Environment (if applicable)

Node.js v24.13.0

Firebase SDK Version

12.1.0

Firebase SDK Product(s)

DataConnect

Project Tooling

Angular 21 (but issue is framework-agnostic)

Detailed Problem Description

After executing a mutation via Firebase Data Connect SDK, related query caches are not invalidated. Subsequent query subscriptions continue to return stale cached data instead of fetching fresh results from the server.

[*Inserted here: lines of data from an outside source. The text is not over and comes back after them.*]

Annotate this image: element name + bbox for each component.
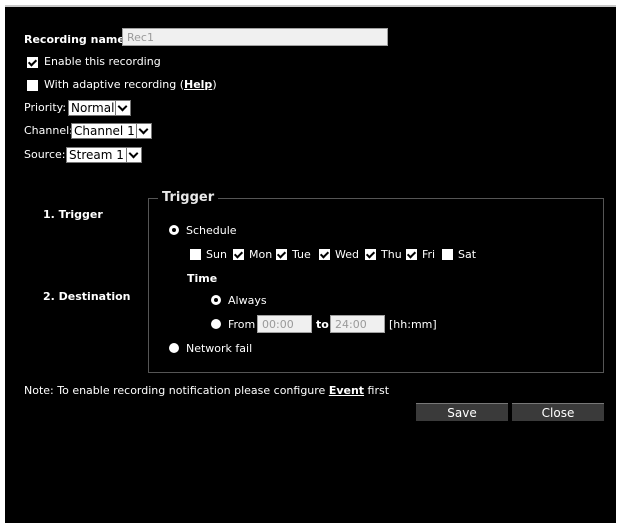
- to-time-input[interactable]: [330, 315, 385, 333]
- step-destination[interactable]: 2. Destination: [43, 290, 131, 303]
- chevron-down-icon: [126, 148, 141, 162]
- priority-label: Priority:: [24, 101, 67, 114]
- priority-value: Normal: [71, 101, 115, 115]
- day-sun-checkbox[interactable]: [190, 249, 201, 260]
- time-label: Time: [187, 272, 218, 285]
- source-label: Source:: [24, 148, 66, 161]
- enable-recording-checkbox[interactable]: [27, 57, 38, 68]
- source-select[interactable]: Stream 1: [66, 147, 142, 163]
- day-wed-checkbox[interactable]: [319, 249, 330, 260]
- channel-select[interactable]: Channel 1: [71, 123, 152, 139]
- adaptive-recording-checkbox[interactable]: [27, 80, 38, 91]
- from-time-input[interactable]: [257, 315, 312, 333]
- day-thu-checkbox[interactable]: [365, 249, 376, 260]
- day-wed-label: Wed: [335, 248, 359, 261]
- always-label: Always: [228, 294, 267, 307]
- day-mon-checkbox[interactable]: [233, 249, 244, 260]
- from-label: From: [228, 318, 256, 331]
- chevron-down-icon: [136, 124, 151, 138]
- network-fail-radio[interactable]: [169, 343, 179, 353]
- time-format-label: [hh:mm]: [389, 318, 437, 331]
- day-thu-label: Thu: [381, 248, 402, 261]
- day-tue-checkbox[interactable]: [276, 249, 287, 260]
- recording-name-input[interactable]: [122, 28, 388, 46]
- day-mon-label: Mon: [249, 248, 273, 261]
- event-link[interactable]: Event: [329, 384, 364, 397]
- day-sun-label: Sun: [206, 248, 227, 261]
- enable-recording-label: Enable this recording: [44, 55, 161, 68]
- note-text: Note: To enable recording notification p…: [24, 384, 390, 397]
- network-fail-label: Network fail: [186, 342, 253, 355]
- recording-name-label: Recording name:: [24, 33, 130, 46]
- day-tue-label: Tue: [292, 248, 311, 261]
- close-button[interactable]: Close: [512, 403, 604, 421]
- source-value: Stream 1: [69, 148, 124, 162]
- to-label: to: [316, 318, 329, 331]
- schedule-radio[interactable]: [169, 225, 179, 235]
- from-radio[interactable]: [211, 319, 221, 329]
- channel-label: Channel:: [24, 124, 73, 137]
- day-fri-label: Fri: [422, 248, 436, 261]
- always-radio[interactable]: [211, 295, 221, 305]
- day-fri-checkbox[interactable]: [406, 249, 417, 260]
- day-sat-checkbox[interactable]: [442, 249, 453, 260]
- help-link[interactable]: Help: [184, 78, 212, 91]
- priority-select[interactable]: Normal: [68, 100, 131, 116]
- adaptive-recording-label: With adaptive recording (Help): [44, 78, 217, 91]
- trigger-legend: Trigger: [158, 190, 219, 205]
- channel-value: Channel 1: [74, 124, 135, 138]
- chevron-down-icon: [115, 101, 130, 115]
- save-button[interactable]: Save: [416, 403, 508, 421]
- step-trigger[interactable]: 1. Trigger: [43, 208, 103, 221]
- day-sat-label: Sat: [458, 248, 477, 261]
- schedule-label: Schedule: [186, 224, 237, 237]
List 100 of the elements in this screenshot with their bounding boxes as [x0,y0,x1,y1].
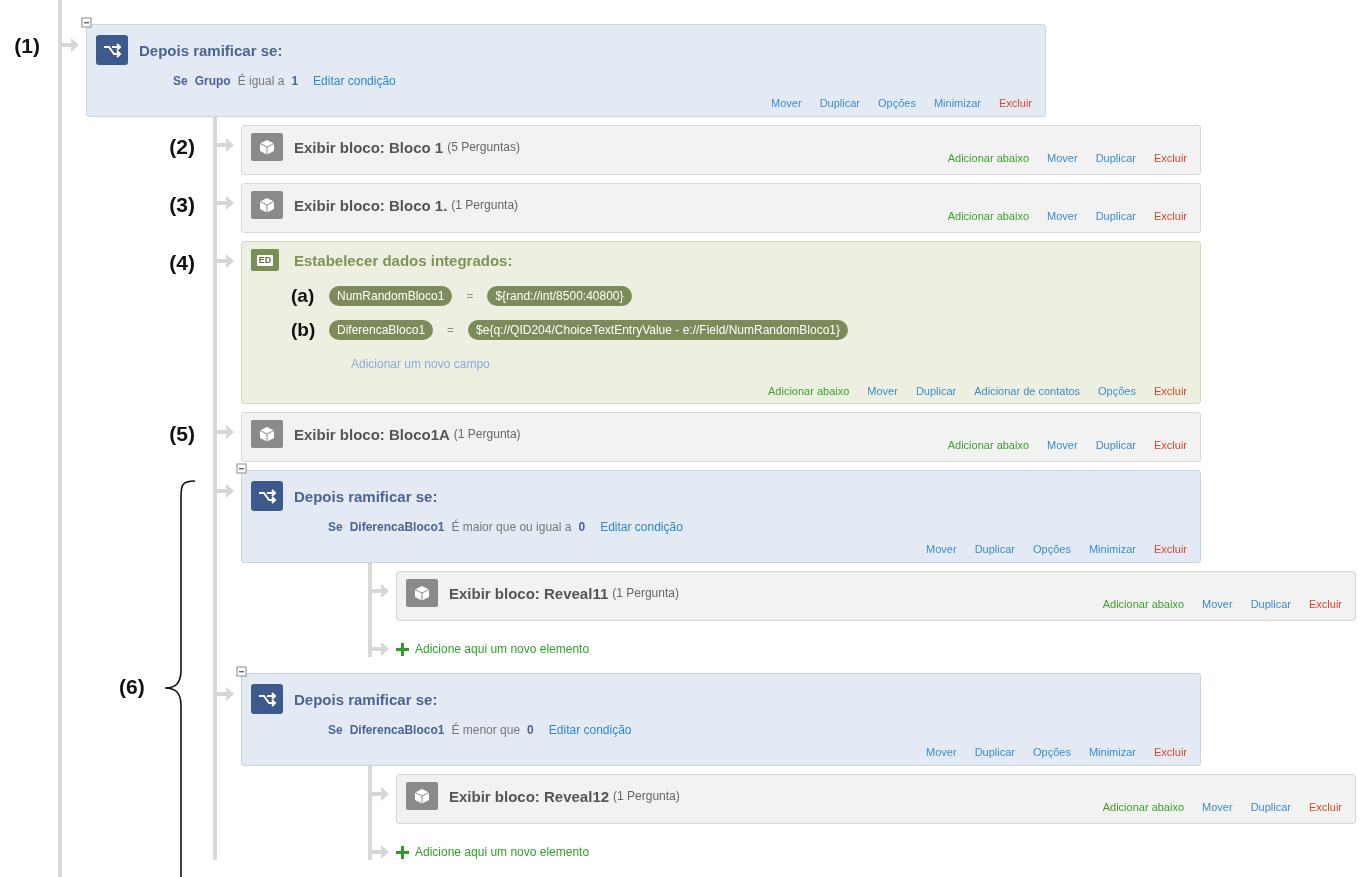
branch-title: Depois ramificar se: [139,41,283,59]
field-value-pill[interactable]: $e{q://QID204/ChoiceTextEntryValue - e://Field/NumRandomBloco1} [468,320,849,340]
action-link[interactable]: Excluir [999,97,1032,109]
cube-icon [406,782,438,810]
question-count: (5 Perguntas) [447,140,520,154]
annotation-label: (3) [169,193,195,217]
block-title: Exibir bloco: Bloco 1 [294,138,444,156]
branch-icon [251,481,283,511]
action-link[interactable]: Adicionar abaixo [947,152,1030,164]
question-count: (1 Pergunta) [613,789,680,803]
action-link[interactable]: Mover [1202,598,1233,610]
collapse-icon[interactable] [236,460,247,474]
action-link[interactable]: Excluir [1154,746,1187,758]
action-link[interactable]: Mover [1047,152,1078,164]
connector-arrow [372,786,390,802]
field-value-pill[interactable]: ${rand://int/8500:40800} [487,286,632,306]
action-link[interactable]: Duplicar [1250,598,1291,610]
collapse-icon[interactable] [236,663,247,677]
action-link[interactable]: Opções [1098,385,1136,397]
add-field-link[interactable]: Adicionar um novo campo [351,357,1191,371]
action-link[interactable]: Duplicar [1095,152,1136,164]
condition-field: Grupo [194,74,231,88]
action-link[interactable]: Duplicar [1095,439,1136,451]
annotation-label: (a) [291,285,316,307]
question-count: (1 Pergunta) [453,427,521,441]
action-link[interactable]: Opções [1033,746,1071,758]
edit-condition-link[interactable]: Editar condição [313,74,396,88]
connector-arrow [217,686,235,702]
action-link[interactable]: Adicionar de contatos [974,385,1081,397]
action-link[interactable]: Mover [1047,210,1078,222]
action-link[interactable]: Minimizar [1088,543,1136,555]
action-link[interactable]: Excluir [1154,152,1187,164]
action-link[interactable]: Excluir [1309,801,1342,813]
action-link[interactable]: Adicionar abaixo [768,385,850,397]
edit-condition-link[interactable]: Editar condição [548,723,632,737]
plus-icon[interactable] [396,642,409,656]
action-link[interactable]: Duplicar [915,385,957,397]
add-element-link[interactable]: Adicione aqui um novo elemento [415,845,590,859]
action-link[interactable]: Excluir [1154,385,1187,397]
action-link[interactable]: Mover [1202,801,1233,813]
connector-arrow [217,137,235,153]
action-link[interactable]: Duplicar [1095,210,1136,222]
condition-keyword: Se [173,74,188,88]
edit-condition-link[interactable]: Editar condição [600,520,683,534]
action-link[interactable]: Excluir [1154,543,1187,555]
action-link[interactable]: Adicionar abaixo [947,210,1030,222]
annotation-label: (5) [169,422,195,446]
action-link[interactable]: Minimizar [933,97,981,109]
cube-icon [251,191,283,219]
condition-field: DiferencaBloco1 [349,723,445,737]
action-link[interactable]: Opções [1033,543,1071,555]
action-link[interactable]: Opções [878,97,916,109]
condition-keyword: Se [328,723,343,737]
action-link[interactable]: Duplicar [1250,801,1291,813]
plus-icon[interactable] [396,845,409,859]
add-element-link[interactable]: Adicione aqui um novo elemento [415,642,590,656]
field-name-pill[interactable]: NumRandomBloco1 [329,286,453,306]
action-link[interactable]: Mover [926,543,957,555]
action-link[interactable]: Duplicar [974,543,1015,555]
block-title: Exibir bloco: Bloco 1. [294,196,448,214]
branch-title: Depois ramificar se: [294,690,438,708]
action-link[interactable]: Duplicar [819,97,860,109]
collapse-icon[interactable] [81,14,92,28]
condition-operator: É maior que ou igual a [451,520,572,534]
cube-icon [251,420,283,448]
branch-icon [96,35,128,65]
cube-icon [406,579,438,607]
block-title: Exibir bloco: Reveal12 [449,787,610,805]
condition-operator: É menor que [451,723,521,737]
embedded-data-title: Estabelecer dados integrados: [294,251,513,269]
action-link[interactable]: Duplicar [974,746,1015,758]
action-link[interactable]: Mover [1047,439,1078,451]
action-link[interactable]: Adicionar abaixo [947,439,1030,451]
action-link[interactable]: Mover [771,97,802,109]
condition-field: DiferencaBloco1 [349,520,445,534]
action-link[interactable]: Mover [867,385,898,397]
connector-arrow [217,424,235,440]
branch-title: Depois ramificar se: [294,487,438,505]
connector-arrow [217,483,235,499]
action-link[interactable]: Excluir [1154,210,1187,222]
annotation-label: (4) [169,251,195,275]
action-link[interactable]: Adicionar abaixo [1102,598,1185,610]
block-title: Exibir bloco: Reveal11 [449,584,609,602]
condition-value: 0 [527,723,534,737]
action-link[interactable]: Mover [926,746,957,758]
question-count: (1 Pergunta) [451,198,519,212]
action-link[interactable]: Excluir [1309,598,1342,610]
block-title: Exibir bloco: Bloco1A [294,425,450,443]
field-name-pill[interactable]: DiferencaBloco1 [329,320,434,340]
cube-icon [251,133,283,161]
action-link[interactable]: Minimizar [1088,746,1136,758]
condition-operator: É igual a [237,74,285,88]
question-count: (1 Pergunta) [612,586,679,600]
equals-sign: = [466,289,474,303]
equals-sign: = [447,323,455,337]
action-link[interactable]: Adicionar abaixo [1102,801,1185,813]
data-icon: ED [251,249,279,271]
action-link[interactable]: Excluir [1154,439,1187,451]
connector-arrow [62,37,80,53]
condition-value: 0 [578,520,586,534]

Steps and code to reproduce issue

  1. Subscribe to a query (e.g., ListItems) using subscribe()
  2. Execute a mutation that modifies the underlying data (e.g., CreateItem)
  3. Observe that the query subscription still returns the old cached data
  4. Only a manual page refresh or explicit executeQuery() call fetches updated data

Expected Behavior

After a mutation completes, related query caches should be invalidated (or at minimum, re-fetched), so that active subscriptions receive updated data.

Actual Behavior

Query caches persist indefinitely after mutations. The MutationManager and QueryManager are completely isolated with no cross-communication.

Root Cause Analysis

After reviewing the SDK source code (@firebase/data-connect/dist/index.esm.js), the following issues were identified:

1. PREFER_CACHE behavior is hardcoded with no fetch policy option

In QueryManager.addSubscription(), the SDK always returns cached data if available and only fetches from the server when no cache exists:

// QueryManager.addSubscription()
if (trackedQuery.currentCache !== null) {
    // Returns cached data immediately
    onResultCallback({
        data: cachedData,
        source: SOURCE_CACHE,
        ref: queryRef,
        fetchTime: trackedQuery.currentCache.fetchTime
    });
}
// Only fetches if NO cache exists
if (!trackedQuery.currentCache) {
    const promise = this.executeQuery(queryRef);
}

There is no way to configure fetch policies like cache-and-network or network-only.

2. MutationManager is completely isolated from QueryManager

class MutationManager {
    executeMutation(mutationRef) {
        const result = this._transport.invokeMutation(mutationRef.name, mutationRef.variables);
        // ... only tracks the promise in _inflight array
        // NO cache invalidation logic
        return withRefPromise;
    }
}

Both managers are instantiated independently with no reference to each other:

this._queryManager = new QueryManager(this._transport);
this._mutationManager = new MutationManager(this._transport);

3. No dependency tracking between mutations and queries

TrackedQuery contains no metadata about data dependencies:

const newTrackedQuery = {
    ref,
    subscriptions: [],
    currentCache: initialCache || null,
    lastError: null
    // No dependency info, no invalidation flags
};

4. Date comparison is only used for cache version ordering

compareDates() is only used to compare two cached versions of the same query. It never checks whether a mutation has occurred since the cache was set.